HelloRequest と HelloReply で、それぞれリクエストとレスポンスのデータの型を定義しています。
greeter.proto をもとに、Go言語のコードを自動生成します。
protoc --go_out=./ --go_opt=paths=source_relative \
--go-grpc_out=./ --go-grpc_opt=paths=source_relative \
proto/greeter.proto
このコマンドを実行すると、greeter.pb.go と greeter_grpc.pb.go という2つのファイルが生成されます。これらは、自分で書く必要のない、Go言語でgRPCを扱うためのひな形コードです。

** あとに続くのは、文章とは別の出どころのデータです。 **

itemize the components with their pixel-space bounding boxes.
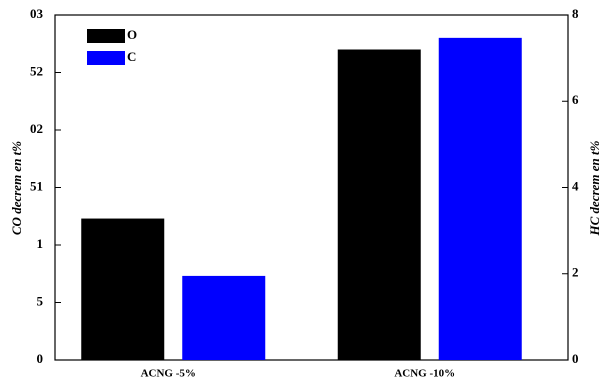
y2-tick-label: 8: [572, 6, 579, 21]
y-tick-label: 5: [37, 293, 44, 308]
bar: [438, 37, 522, 360]
bar: [182, 275, 266, 360]
y2-tick-label: 4: [572, 178, 579, 193]
y-tick-label: 51: [30, 178, 43, 193]
y-tick-label: 02: [30, 121, 43, 136]
y2-tick-label: 6: [572, 92, 579, 107]
bar: [337, 49, 421, 360]
y2-tick-label: 0: [572, 351, 579, 366]
bar: [81, 218, 165, 360]
y-tick-label: 52: [30, 63, 43, 78]
y2-axis-label: HC decrem en t%: [587, 140, 602, 236]
legend-swatch: [87, 51, 125, 65]
y-tick-label: 0: [37, 351, 44, 366]
legend-label: C: [127, 49, 136, 64]
legend-swatch: [87, 29, 125, 43]
y-tick-label: 1: [37, 236, 44, 251]
x-tick-label: ACNG -10%: [394, 368, 455, 380]
y2-tick-label: 2: [572, 265, 579, 280]
y-axis-label: CO decrem en t%: [9, 141, 24, 235]
legend-label: O: [127, 27, 137, 42]
y-tick-label: 03: [30, 6, 44, 21]
x-tick-label: ACNG -5%: [141, 368, 196, 380]
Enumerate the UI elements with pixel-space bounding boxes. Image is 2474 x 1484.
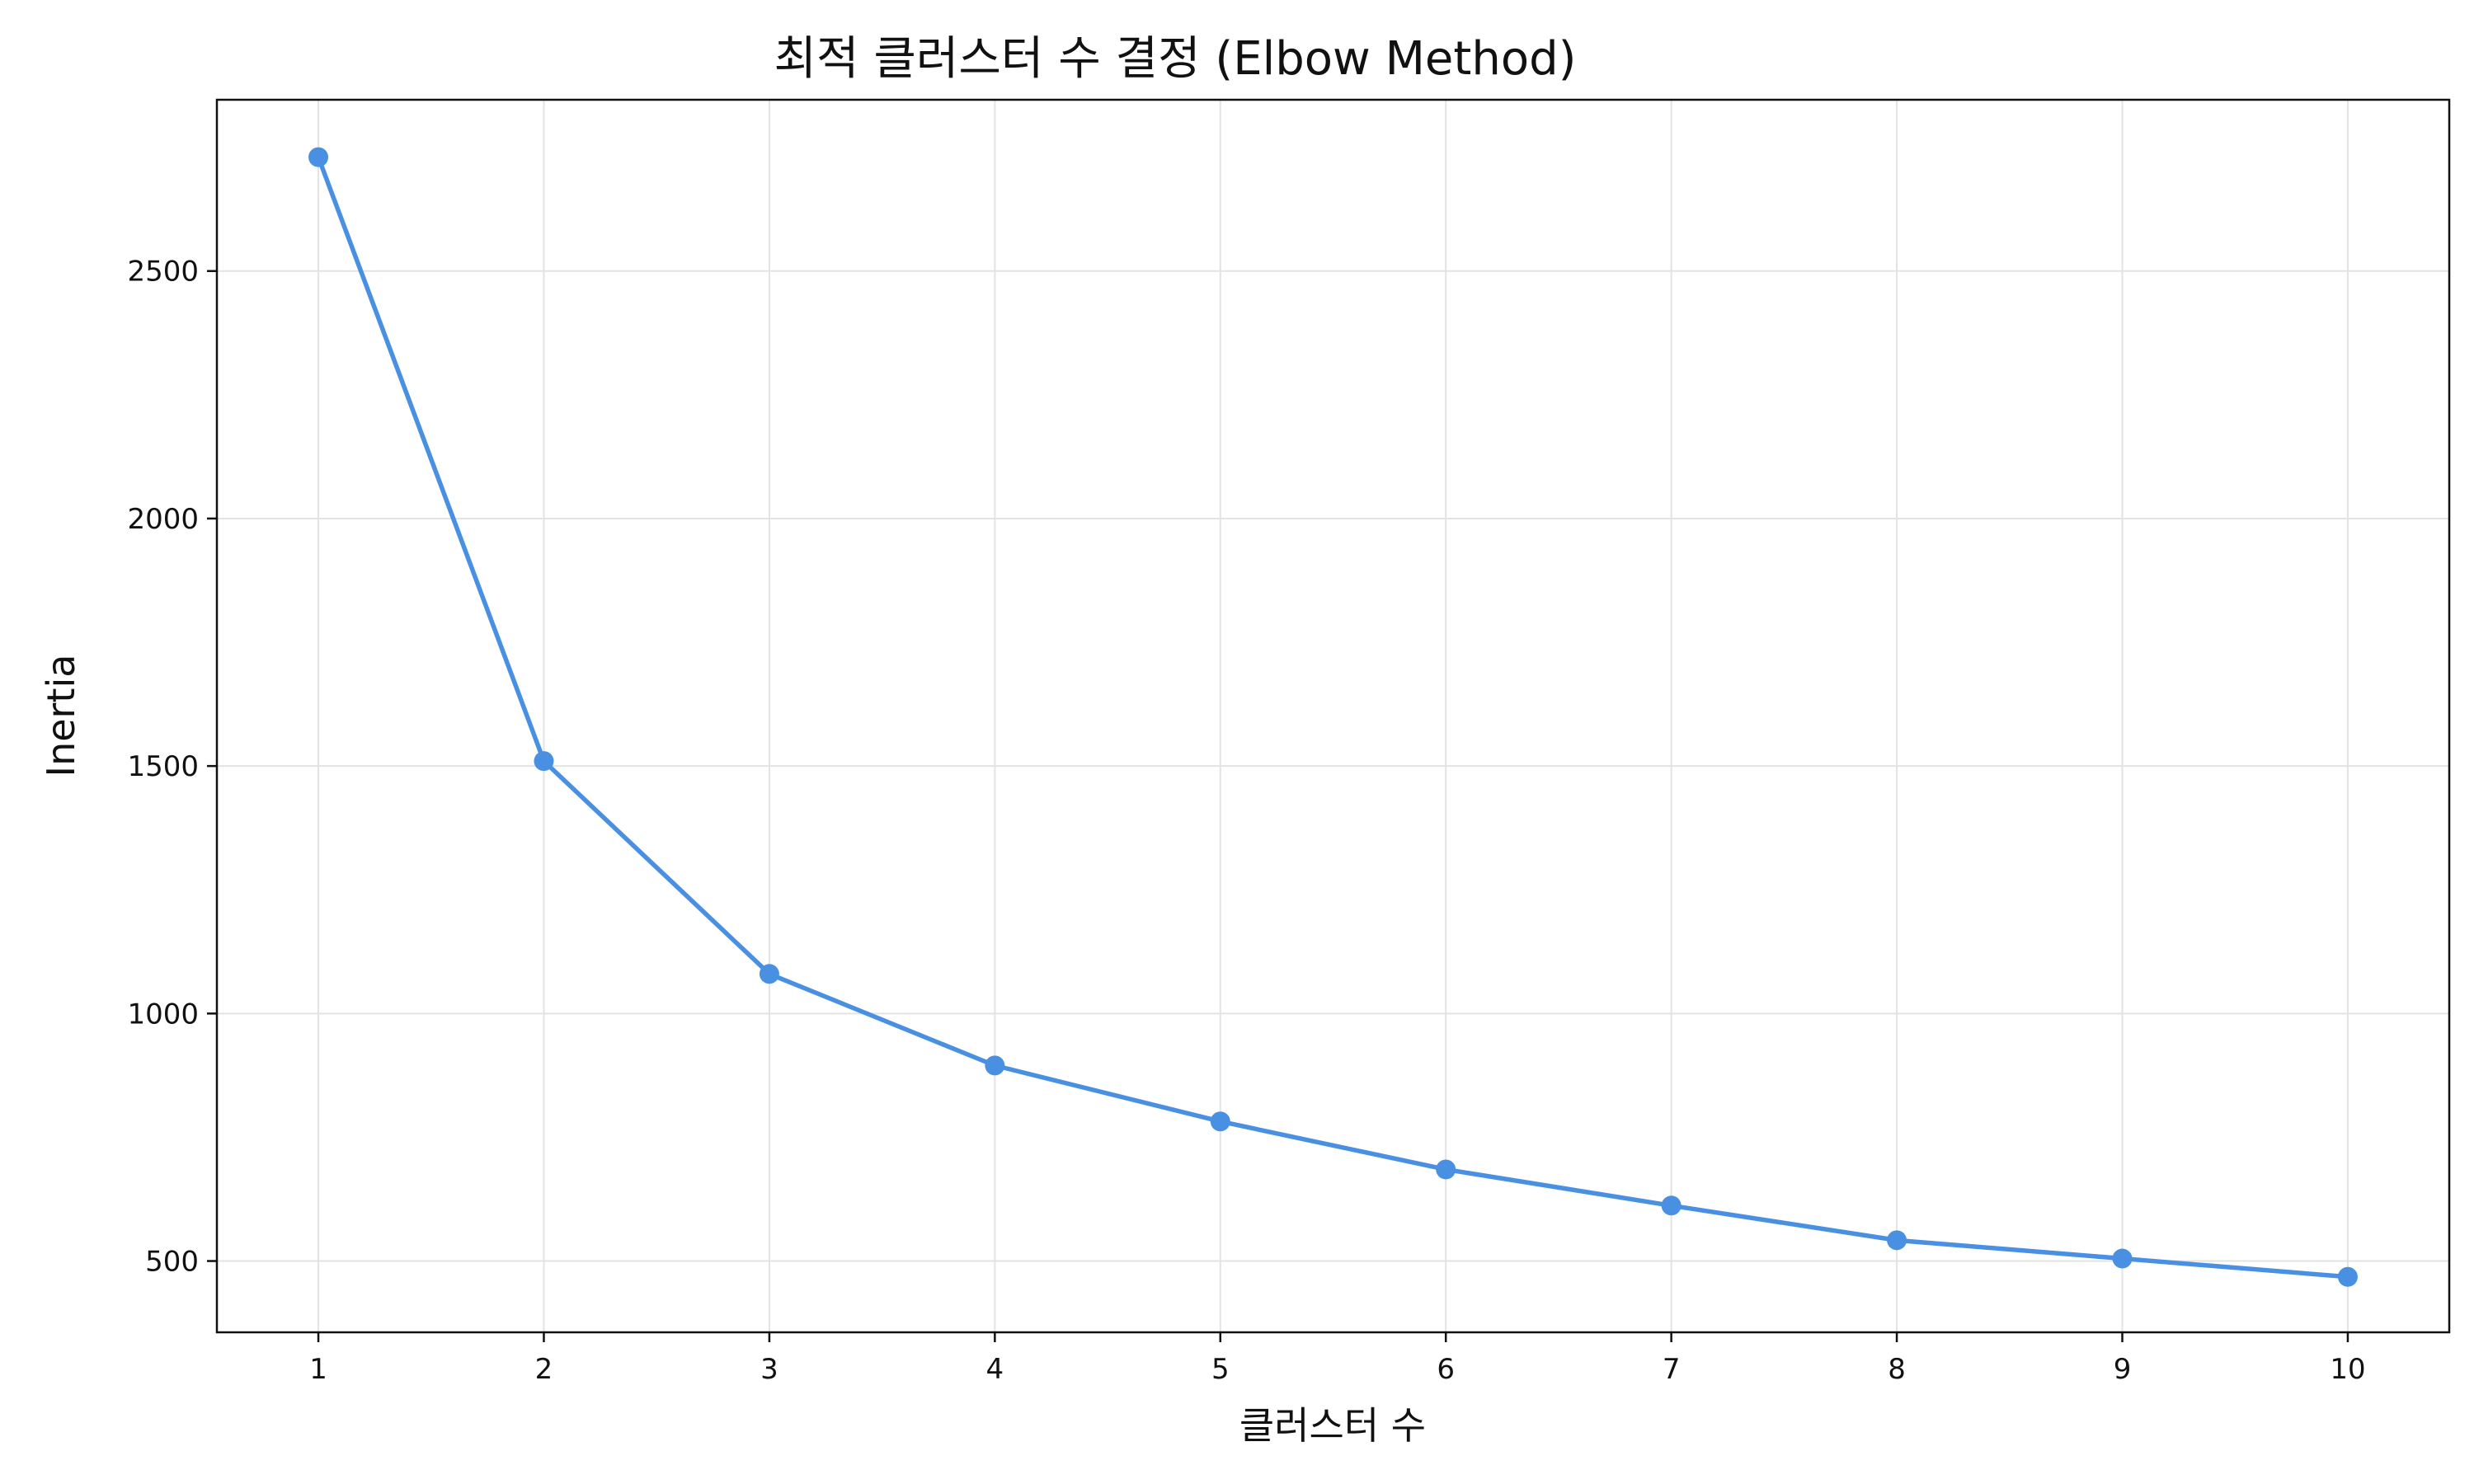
x-tick-label: 8 (1888, 1353, 1906, 1386)
y-tick-label: 2000 (127, 503, 199, 536)
plot-frame (215, 98, 2451, 1334)
data-point (759, 964, 779, 984)
series-line (316, 154, 2350, 1280)
x-tick-label: 9 (2114, 1353, 2132, 1386)
data-point (308, 147, 329, 167)
y-axis-ticks: 500 1000 1500 2000 2500 (127, 256, 217, 1279)
x-tick-label: 4 (986, 1353, 1004, 1386)
x-tick-label: 1 (309, 1353, 327, 1386)
data-point (1210, 1111, 1230, 1132)
x-tick-label: 2 (535, 1353, 553, 1386)
series-group (308, 147, 2358, 1287)
x-axis-ticks: 1 2 3 4 5 6 7 8 9 10 (309, 1332, 2366, 1386)
y-tick-label: 2500 (127, 256, 199, 289)
data-point (985, 1055, 1005, 1076)
y-tick-label: 1000 (127, 998, 199, 1031)
x-tick-label: 6 (1437, 1353, 1455, 1386)
data-point (2337, 1266, 2358, 1287)
chart-title: 최적 클러스터 수 결정 (Elbow Method) (774, 32, 1577, 86)
y-tick-label: 1500 (127, 750, 199, 783)
x-axis-label: 클러스터 수 (1239, 1403, 1426, 1448)
x-tick-label: 7 (1663, 1353, 1681, 1386)
data-point (1436, 1159, 1456, 1180)
data-point (1887, 1230, 1907, 1251)
y-axis-label: Inertia (39, 655, 83, 777)
y-tick-label: 500 (145, 1246, 199, 1279)
data-point (1661, 1195, 1681, 1216)
x-tick-label: 10 (2330, 1353, 2365, 1386)
x-tick-label: 3 (760, 1353, 778, 1386)
x-tick-label: 5 (1211, 1353, 1230, 1386)
data-point (534, 751, 554, 772)
data-point (2112, 1248, 2133, 1269)
grid-lines (217, 100, 2449, 1332)
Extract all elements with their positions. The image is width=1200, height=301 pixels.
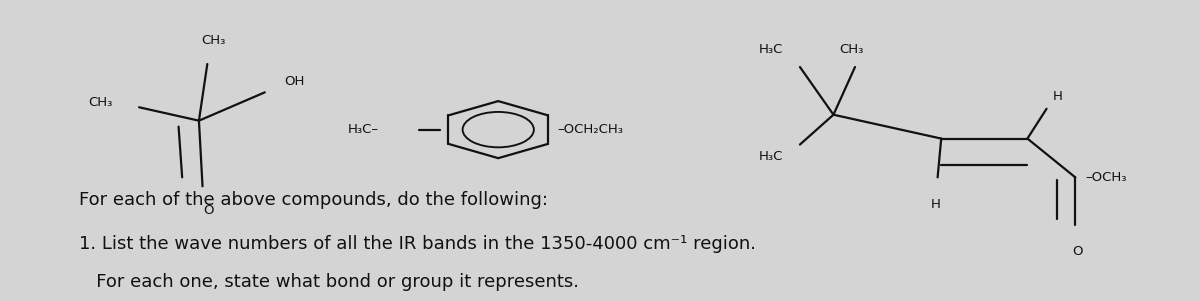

次に、生成されたコードを使ってサーバーを実装します。
// server/main.go
package main
import (
"context"
"log"
"net"
"google.golang.org/grpc"
pb "your-module-name/greeter" // ここはご自身のモジュール名に合わせて変更してください
)
// serverはGreeterサービスを実装する構造体
type server struct {
pb.UnimplementedGreeterServer
}
// SayHelloはgRPCのメソッドとして定義
func (s *server) SayHello(ctx context.Context, in *pb.HelloRequest) (*pb.HelloReply, error) {
log.Printf("Received: %v", in.GetName())
return &pb.HelloReply{Message: "Hello " + in.GetName()}, nil
}
func main() {
lis, err := net.Listen("tcp", ":50051")
if err != nil {
log.Fatalf("failed to listen: %v", err)
}
s := grpc.NewServer()
pb.RegisterGreeterServer(s, &server{})
log.Printf("server listening at %v", lis.Addr())
if err := s.Serve(lis); err != nil {
log.Fatalf("failed to serve: %v", err)
}
}
最後に、サーバーに接続してRPCを呼び出すクライアントを作成します。
// client/main.go
package main
import (
"context"
"log"
"os"
"time"
"google.golang.org/grpc"
"google.golang.org/grpc/credentials/insecure"
pb "your-module-name/greeter" // ここはご自身のモジュール名に合わせて変更してください
)
func main() {
conn, err := grpc.Dial(":50051", grpc.WithTransportCredentials(insecure.NewCredentials()))
if err != nil {
log.Fatalf("did not connect: %v", err)
}
defer conn.Close()
c := pb.NewGreeterClient(conn)
ctx, cancel := context.WithTimeout(context.Background(), time.Second)
defer cancel()
r, err := c.SayHello(ctx, &pb.HelloRequest{Name: "Goopher"})
if err != nil {
log.Fatalf("could not greet: %v", err)
}
log.Printf("Greeting: %s", r.GetMessage())
}
grpc-go は、Go言語を使ってマイクロサービスを構築する上で、うまい、早い、安いという三拍子が揃った非常に強力なツールです。
うまい
Protobufによる厳密な型定義で、設計の美しさとメンテナンス性を向上。
早い
HTTP/2とコード自動生成で、パフォーマンスと開発スピードを両立。
安い
軽量なプロトコルで、通信コストを削減。